Another point of interest is the presence of the word suodales (Classical Latin sodales). In historic times, this word referred to a member of a sodalitas, a religious fraternity or brotherhood who met for ritual meals or as a burial organization. "Since the suod- element in suodales is cognate with the English word 'swear'", writes Gary Forsythe, "the term suggests that some kind of oath was taken, binding the members of the group together in a common purpose." Forsythe uses this and that this was a dedication to Mars to suggest this indicates the existence of an armed group of sworn followers, similar to "the war bands led by Homeric heroes, the warlike aristocratic companions of the Macedonian kings during the classical period, and the war bands surrounding the Celtic and Germanic chieftains described by Caesar and Tacitus". Forsythe notes this puts a new light on the account of the Battle of the Cremera, an event where the entire gens Fabia fought as a group the armed men of the rival town of Veii only to be tragically defeated.

=== Inscribed name ===
A third point of interest to historians and archaeologists of early Latium is the name preserved on the inscription.
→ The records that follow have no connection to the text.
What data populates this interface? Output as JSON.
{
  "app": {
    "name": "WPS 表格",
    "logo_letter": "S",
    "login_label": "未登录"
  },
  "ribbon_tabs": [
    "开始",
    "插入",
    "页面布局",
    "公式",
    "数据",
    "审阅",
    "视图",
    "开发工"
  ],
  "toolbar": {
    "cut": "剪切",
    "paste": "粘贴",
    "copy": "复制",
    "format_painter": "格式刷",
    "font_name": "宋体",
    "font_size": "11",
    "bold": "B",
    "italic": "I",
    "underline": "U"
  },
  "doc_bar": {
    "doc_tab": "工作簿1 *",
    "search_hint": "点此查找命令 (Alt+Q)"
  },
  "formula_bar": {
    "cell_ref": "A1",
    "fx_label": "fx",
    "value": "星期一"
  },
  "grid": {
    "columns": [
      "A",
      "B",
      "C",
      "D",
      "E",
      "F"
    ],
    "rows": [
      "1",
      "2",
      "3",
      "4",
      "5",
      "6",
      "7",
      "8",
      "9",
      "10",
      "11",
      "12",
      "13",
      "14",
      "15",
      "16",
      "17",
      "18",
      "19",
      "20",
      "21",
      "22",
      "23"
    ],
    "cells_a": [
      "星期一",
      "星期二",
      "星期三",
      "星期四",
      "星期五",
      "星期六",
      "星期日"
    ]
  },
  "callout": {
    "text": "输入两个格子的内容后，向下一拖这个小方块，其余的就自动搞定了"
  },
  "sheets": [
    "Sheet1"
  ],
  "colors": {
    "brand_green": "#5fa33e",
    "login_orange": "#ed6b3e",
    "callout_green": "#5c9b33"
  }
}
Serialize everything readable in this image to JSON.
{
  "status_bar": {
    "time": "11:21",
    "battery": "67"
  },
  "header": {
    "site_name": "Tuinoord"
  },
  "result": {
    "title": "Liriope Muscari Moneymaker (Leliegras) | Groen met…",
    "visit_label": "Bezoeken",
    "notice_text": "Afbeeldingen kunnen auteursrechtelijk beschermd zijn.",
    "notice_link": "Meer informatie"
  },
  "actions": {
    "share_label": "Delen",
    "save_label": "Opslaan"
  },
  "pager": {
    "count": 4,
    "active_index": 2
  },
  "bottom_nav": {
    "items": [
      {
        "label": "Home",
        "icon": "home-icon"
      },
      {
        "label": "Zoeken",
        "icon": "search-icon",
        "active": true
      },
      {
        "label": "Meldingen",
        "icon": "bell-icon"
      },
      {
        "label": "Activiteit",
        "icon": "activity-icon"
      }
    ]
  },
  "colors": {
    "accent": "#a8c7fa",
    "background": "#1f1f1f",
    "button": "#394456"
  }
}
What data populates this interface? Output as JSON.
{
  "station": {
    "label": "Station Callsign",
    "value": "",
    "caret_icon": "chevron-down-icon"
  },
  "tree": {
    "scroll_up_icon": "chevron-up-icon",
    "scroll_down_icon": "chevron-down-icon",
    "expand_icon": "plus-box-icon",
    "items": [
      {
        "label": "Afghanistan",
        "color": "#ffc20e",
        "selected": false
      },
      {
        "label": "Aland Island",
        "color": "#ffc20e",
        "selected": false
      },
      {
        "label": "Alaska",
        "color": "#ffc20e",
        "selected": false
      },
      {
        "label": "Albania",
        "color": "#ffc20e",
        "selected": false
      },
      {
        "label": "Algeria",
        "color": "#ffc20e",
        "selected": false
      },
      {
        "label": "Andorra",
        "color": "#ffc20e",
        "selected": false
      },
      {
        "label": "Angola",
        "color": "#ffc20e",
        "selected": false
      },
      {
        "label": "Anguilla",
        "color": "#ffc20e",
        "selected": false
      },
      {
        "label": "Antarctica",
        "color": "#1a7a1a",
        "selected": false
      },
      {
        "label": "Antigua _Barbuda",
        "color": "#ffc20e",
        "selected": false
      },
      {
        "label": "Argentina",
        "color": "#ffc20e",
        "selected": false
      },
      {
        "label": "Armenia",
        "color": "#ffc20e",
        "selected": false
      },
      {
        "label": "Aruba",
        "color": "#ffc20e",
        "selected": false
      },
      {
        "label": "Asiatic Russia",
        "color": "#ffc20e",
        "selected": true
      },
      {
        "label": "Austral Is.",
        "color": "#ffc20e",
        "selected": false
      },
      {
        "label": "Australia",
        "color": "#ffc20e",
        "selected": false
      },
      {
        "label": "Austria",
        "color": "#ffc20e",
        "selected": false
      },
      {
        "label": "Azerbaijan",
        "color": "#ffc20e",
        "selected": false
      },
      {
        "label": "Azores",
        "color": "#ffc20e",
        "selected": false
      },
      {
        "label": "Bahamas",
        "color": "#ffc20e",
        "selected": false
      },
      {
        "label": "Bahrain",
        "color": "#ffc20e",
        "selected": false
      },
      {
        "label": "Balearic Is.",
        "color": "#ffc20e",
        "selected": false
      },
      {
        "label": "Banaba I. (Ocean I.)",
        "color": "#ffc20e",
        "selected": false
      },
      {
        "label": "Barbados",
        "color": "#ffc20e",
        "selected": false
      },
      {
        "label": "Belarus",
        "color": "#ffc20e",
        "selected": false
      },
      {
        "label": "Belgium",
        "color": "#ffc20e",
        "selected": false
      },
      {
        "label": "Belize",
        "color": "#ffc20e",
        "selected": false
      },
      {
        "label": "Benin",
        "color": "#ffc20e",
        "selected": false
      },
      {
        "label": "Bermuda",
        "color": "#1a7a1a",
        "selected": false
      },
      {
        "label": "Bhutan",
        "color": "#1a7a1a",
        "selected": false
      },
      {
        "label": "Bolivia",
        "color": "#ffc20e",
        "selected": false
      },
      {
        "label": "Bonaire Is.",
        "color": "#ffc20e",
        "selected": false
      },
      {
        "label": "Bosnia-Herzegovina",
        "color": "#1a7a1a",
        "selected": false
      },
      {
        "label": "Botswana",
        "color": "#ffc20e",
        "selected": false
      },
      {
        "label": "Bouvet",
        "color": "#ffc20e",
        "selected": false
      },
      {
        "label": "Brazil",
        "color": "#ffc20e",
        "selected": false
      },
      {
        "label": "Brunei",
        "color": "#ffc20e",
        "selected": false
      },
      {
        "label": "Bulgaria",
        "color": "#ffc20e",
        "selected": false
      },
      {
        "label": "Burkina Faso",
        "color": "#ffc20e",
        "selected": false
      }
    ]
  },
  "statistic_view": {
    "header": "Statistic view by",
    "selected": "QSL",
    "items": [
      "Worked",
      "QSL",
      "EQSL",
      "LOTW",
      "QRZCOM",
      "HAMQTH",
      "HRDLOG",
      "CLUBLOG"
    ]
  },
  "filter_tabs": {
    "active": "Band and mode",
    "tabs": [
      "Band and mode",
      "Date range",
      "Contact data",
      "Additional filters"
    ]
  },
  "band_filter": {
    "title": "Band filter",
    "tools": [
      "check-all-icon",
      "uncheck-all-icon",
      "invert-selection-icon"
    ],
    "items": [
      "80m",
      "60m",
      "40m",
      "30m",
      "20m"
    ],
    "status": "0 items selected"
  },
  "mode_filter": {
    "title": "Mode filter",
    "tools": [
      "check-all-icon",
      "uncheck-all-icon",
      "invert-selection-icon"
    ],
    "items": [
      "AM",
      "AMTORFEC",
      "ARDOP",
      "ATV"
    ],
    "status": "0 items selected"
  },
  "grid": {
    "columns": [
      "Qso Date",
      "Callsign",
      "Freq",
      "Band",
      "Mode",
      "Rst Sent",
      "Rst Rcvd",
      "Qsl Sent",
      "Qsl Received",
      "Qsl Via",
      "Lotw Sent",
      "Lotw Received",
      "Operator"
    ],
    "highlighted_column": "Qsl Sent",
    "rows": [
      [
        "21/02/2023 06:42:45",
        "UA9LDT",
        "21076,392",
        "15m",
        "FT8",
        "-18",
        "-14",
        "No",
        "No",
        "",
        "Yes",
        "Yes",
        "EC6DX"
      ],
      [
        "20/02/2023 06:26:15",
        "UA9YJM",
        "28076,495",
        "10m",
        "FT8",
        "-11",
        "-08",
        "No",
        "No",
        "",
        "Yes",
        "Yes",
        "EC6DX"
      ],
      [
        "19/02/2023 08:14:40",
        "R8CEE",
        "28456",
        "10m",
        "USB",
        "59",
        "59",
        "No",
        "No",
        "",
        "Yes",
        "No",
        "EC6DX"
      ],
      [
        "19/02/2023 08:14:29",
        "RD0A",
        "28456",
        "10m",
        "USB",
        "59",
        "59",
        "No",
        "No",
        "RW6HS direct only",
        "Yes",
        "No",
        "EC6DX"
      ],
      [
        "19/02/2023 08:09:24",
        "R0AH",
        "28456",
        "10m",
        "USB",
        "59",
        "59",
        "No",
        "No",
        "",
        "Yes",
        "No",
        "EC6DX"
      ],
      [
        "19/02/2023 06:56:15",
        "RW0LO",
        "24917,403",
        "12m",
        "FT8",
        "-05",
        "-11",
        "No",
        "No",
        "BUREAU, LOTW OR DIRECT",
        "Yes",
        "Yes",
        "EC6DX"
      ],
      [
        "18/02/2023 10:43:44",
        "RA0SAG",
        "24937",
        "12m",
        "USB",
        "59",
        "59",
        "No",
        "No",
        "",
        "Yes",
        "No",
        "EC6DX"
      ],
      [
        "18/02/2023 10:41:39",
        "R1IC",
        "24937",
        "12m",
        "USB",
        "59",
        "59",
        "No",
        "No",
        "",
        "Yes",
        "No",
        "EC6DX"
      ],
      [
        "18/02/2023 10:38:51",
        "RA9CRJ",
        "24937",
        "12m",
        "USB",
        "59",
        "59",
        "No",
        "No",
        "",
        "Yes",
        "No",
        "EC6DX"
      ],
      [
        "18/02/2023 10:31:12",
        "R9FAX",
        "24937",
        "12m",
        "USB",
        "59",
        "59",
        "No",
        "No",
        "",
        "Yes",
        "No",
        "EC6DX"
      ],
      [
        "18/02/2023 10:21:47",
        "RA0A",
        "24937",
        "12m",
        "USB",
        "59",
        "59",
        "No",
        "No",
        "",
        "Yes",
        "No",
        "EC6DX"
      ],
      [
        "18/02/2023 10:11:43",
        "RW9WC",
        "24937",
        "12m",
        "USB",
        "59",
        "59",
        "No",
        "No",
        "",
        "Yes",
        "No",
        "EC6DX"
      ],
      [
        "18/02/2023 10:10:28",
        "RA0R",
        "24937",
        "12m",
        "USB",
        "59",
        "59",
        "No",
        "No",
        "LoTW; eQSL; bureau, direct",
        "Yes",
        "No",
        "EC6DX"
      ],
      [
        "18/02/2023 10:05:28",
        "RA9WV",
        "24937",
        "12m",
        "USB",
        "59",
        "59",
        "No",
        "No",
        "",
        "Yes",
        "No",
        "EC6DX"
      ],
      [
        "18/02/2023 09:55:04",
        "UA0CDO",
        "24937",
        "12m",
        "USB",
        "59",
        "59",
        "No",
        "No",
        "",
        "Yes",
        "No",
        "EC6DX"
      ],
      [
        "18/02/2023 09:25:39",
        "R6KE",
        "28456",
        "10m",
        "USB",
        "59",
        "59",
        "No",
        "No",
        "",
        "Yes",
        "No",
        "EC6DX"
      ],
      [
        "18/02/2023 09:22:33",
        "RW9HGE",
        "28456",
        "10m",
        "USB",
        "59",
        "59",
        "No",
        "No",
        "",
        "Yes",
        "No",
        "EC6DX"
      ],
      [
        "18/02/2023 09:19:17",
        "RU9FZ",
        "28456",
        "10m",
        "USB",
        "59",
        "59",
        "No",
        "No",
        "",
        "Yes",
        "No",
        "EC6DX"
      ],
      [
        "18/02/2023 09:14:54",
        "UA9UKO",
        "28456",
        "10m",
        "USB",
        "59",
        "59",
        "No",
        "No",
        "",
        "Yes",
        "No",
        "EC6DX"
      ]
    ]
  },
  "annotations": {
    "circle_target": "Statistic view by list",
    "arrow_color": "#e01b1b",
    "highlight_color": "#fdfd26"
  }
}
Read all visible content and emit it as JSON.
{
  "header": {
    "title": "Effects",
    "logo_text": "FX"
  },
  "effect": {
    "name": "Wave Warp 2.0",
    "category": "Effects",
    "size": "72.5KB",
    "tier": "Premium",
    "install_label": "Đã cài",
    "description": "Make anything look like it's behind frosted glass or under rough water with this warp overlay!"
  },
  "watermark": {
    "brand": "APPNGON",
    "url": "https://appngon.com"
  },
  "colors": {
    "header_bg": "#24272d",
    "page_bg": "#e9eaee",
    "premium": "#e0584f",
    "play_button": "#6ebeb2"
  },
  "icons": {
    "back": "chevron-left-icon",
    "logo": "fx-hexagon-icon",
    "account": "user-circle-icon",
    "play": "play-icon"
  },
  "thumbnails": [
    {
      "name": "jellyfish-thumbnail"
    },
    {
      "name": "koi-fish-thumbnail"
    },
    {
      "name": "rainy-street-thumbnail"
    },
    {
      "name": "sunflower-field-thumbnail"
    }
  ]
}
The archaic name of Poplios Valesios is rendered in Classical Latin as "Publius Valerius". That has led to speculation that the inscription refers to Publius Valerius Publicola, the patrician ally of Lucius Junius Brutus who dominates the list of early consuls recorded by the Fasti Capitolini and is credited, in traditional accounts, as one of the primary founders of the Roman Republic. Positive identification is at least somewhat problematic because the town of Satricum was not part of Roman territory during the lifetime of Publius Valerius. However, the lapis itself may not have been dedicated in Satricum in the first place since it was found as part of a collection of recycled material used in the construction of a temple in the town, and it could well have been imported from elsewhere.